Mrs. Cutting bit her lip and tapped her fan in manifest annoyance as she led the way to the front drawing-room. “Mabel has a slight headache,” she said apologetically. “She always droops a little in warm weather. She wants to return to the country; but I shall continue to be very frank with you, Mr. Ordham—I am most anxious that you should know one another.”

“It looks as if the less she knows me the better she may like me.” Ordham spoke with some humour; he was piqued but not angry. “However, I shall always be grateful to you for letting me look at her.”

“Ah! You do think my chick a beauty?” There was a little break in Mrs. Cutting’s cultivated voice, but she did not lift her eyes to Ordham’s.

“I have never seen a girl half as beautiful.”

Mrs. Cutting rose and moved about with uncommon restlessness. “Oh, if it could only be!” she cried. “Why not? Why not? I cannot live forever. The few relatives I have live in New York, and Mabel is so thoroughly Europeanized. She must marry. There is no other solution for a dainty helpless creature like that. Some man must take care of her as well as of her fortune. I have set my heart upon it, and I have had very few disappointments in life. I really could not endure the failure of this darling project. And you two should be as mutually attracted as the first man and the first woman. I cannot understand it!”

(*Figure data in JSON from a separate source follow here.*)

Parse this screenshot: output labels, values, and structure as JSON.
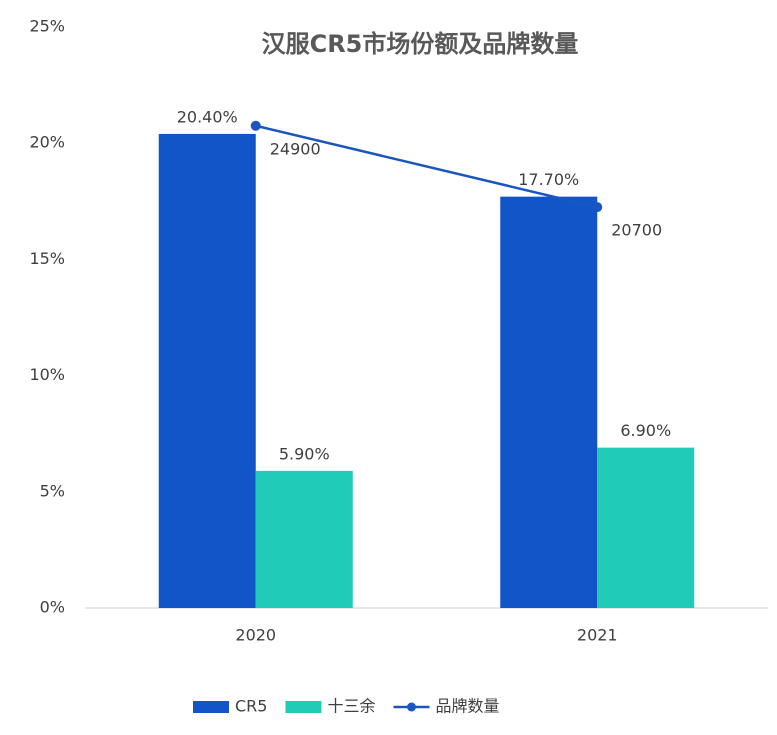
{
  "chart_data": {
    "type": "bar-line",
    "title": "汉服CR5市场份额及品牌数量",
    "categories": [
      "2020",
      "2021"
    ],
    "series": [
      {
        "name": "CR5",
        "type": "bar",
        "color": "#1155c8",
        "values": [
          20.4,
          17.7
        ],
        "value_labels": [
          "20.40%",
          "17.70%"
        ]
      },
      {
        "name": "十三余",
        "type": "bar",
        "color": "#20cbb8",
        "values": [
          5.9,
          6.9
        ],
        "value_labels": [
          "5.90%",
          "6.90%"
        ]
      },
      {
        "name": "品牌数量",
        "type": "line",
        "axis": "y2",
        "color": "#1a56c0",
        "values": [
          24900,
          20700
        ]
      }
    ],
    "ylim": [
      0,
      25
    ],
    "yticks": [
      {
        "value": 0,
        "label": "0%"
      },
      {
        "value": 5,
        "label": "5%"
      },
      {
        "value": 10,
        "label": "10%"
      },
      {
        "value": 15,
        "label": "15%"
      },
      {
        "value": 20,
        "label": "20%"
      },
      {
        "value": 25,
        "label": "25%"
      }
    ],
    "y2lim": [
      0,
      30000
    ],
    "legend": "bottom"
  }
}
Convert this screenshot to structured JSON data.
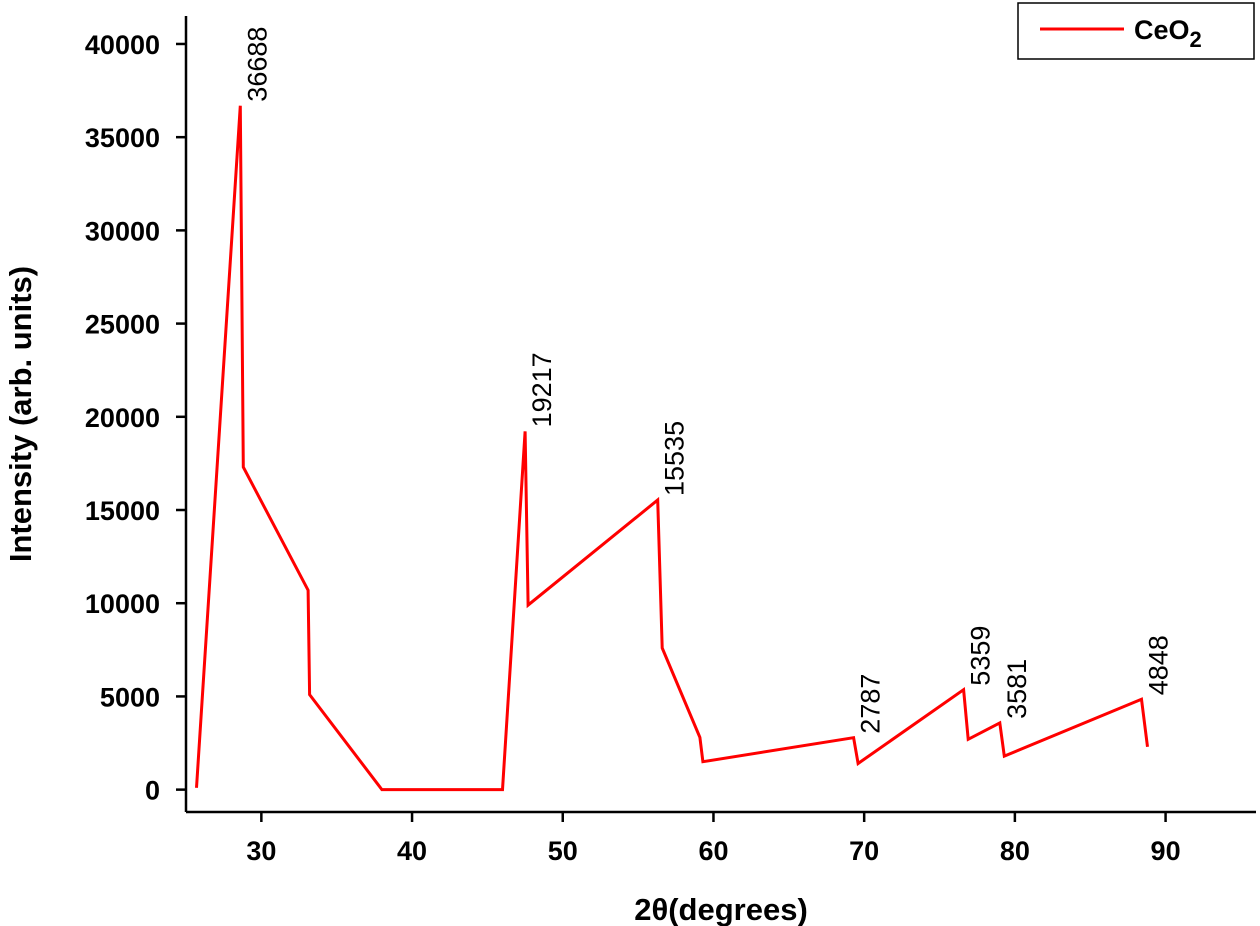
{
  "chart_data": {
    "type": "line",
    "title": "",
    "xlabel": "2θ(degrees)",
    "ylabel": "Intensity (arb. units)",
    "xlim": [
      25,
      96
    ],
    "ylim": [
      -1200,
      41500
    ],
    "xticks": [
      30,
      40,
      50,
      60,
      70,
      80,
      90
    ],
    "yticks": [
      0,
      5000,
      10000,
      15000,
      20000,
      25000,
      30000,
      35000,
      40000
    ],
    "grid": false,
    "legend": {
      "position": "top-right",
      "entries": [
        {
          "name": "CeO2",
          "base": "CeO",
          "subscript": "2",
          "color": "#ff0000"
        }
      ]
    },
    "series": [
      {
        "name": "CeO2",
        "color": "#ff0000",
        "points": [
          [
            25.7,
            100
          ],
          [
            28.6,
            36688
          ],
          [
            28.8,
            17300
          ],
          [
            33.1,
            10700
          ],
          [
            33.2,
            5100
          ],
          [
            38.0,
            0
          ],
          [
            46.0,
            0
          ],
          [
            47.5,
            19217
          ],
          [
            47.7,
            9900
          ],
          [
            56.3,
            15535
          ],
          [
            56.6,
            7600
          ],
          [
            59.1,
            2800
          ],
          [
            59.3,
            1500
          ],
          [
            69.3,
            2787
          ],
          [
            69.6,
            1400
          ],
          [
            76.6,
            5359
          ],
          [
            76.9,
            2700
          ],
          [
            79.0,
            3581
          ],
          [
            79.3,
            1800
          ],
          [
            88.4,
            4848
          ],
          [
            88.8,
            2300
          ]
        ]
      }
    ],
    "annotations": [
      {
        "text": "36688",
        "x": 28.6,
        "y": 36688
      },
      {
        "text": "19217",
        "x": 47.5,
        "y": 19217
      },
      {
        "text": "15535",
        "x": 56.3,
        "y": 15535
      },
      {
        "text": "2787",
        "x": 69.3,
        "y": 2787
      },
      {
        "text": "5359",
        "x": 76.6,
        "y": 5359
      },
      {
        "text": "3581",
        "x": 79.0,
        "y": 3581
      },
      {
        "text": "4848",
        "x": 88.4,
        "y": 4848
      }
    ]
  }
}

“I can fancy myself feeling the full force of the attraction if encouraged a bit. But if Miss Cutting will not speak to or look at me—”

“Girls are the eternal enigmas—and the most provoking little beasts that nature ever invented. She was quite mad about you when we left Munich. Now she fancies that no man will ever come up to her ideal—whatever it may be! She has no inordinate social ambitions; titles here and in France have been offered to her. But let us not talk about it. Come and see me. I positively refuse to return to the country and the society of tutors. They can come here. If Mabel droops, she can take a tonic. I could remain in this London I adore, winter and summer, autumn and spring. . . . And who knows? All this indifference, this nonchalance, may be but a ruse to draw you on. No one knows a girl less than her mother. And as to girls in general—there is no end to their nonsense and affectations. Fortunately they outgrow them, or what would become of the race? Do light another cigarette and let us sit on the balcony. I am too old for moonlight and balconies, and shall only inspire you with vain regrets—but never mind. At least it will be pleasant for me, and unselfishness is good for the soul!”

XXXIV WHERE IS ROSAMOND HAYLE?

Ordham was somewhat surprised that his mother did not inflict him with Rosamond Hayle at luncheon or dinner, and wondered if she had accepted the two hundred pounds in the nature of a bribe. He was more than grateful to be spared the sight of that high-born heiress’s prominent teeth and leaden hair; but beyond forbearing to thrust the young woman upon him in person, Lady Bridgminster made no effort at self-abnegation. She talked of her Rosamond’s virtues constantly and even hinted that hair could be “touched up.” Bony structure was hopeless, but by an elaborate arrangement of red-brown tresses and large hats, front teeth could be thrown into the background, particularly when assisted by a pink and white complexion; and this, she pledged her word, the healthy English girl now possessed. Nor were her eyes at all bad, and she had eyebrows, which were a distinct advantage when fixing up a plain girl. As for figure—what were dressmakers for? Besides, these lovely æsthetic gowns were invented to make skeletons the fashion.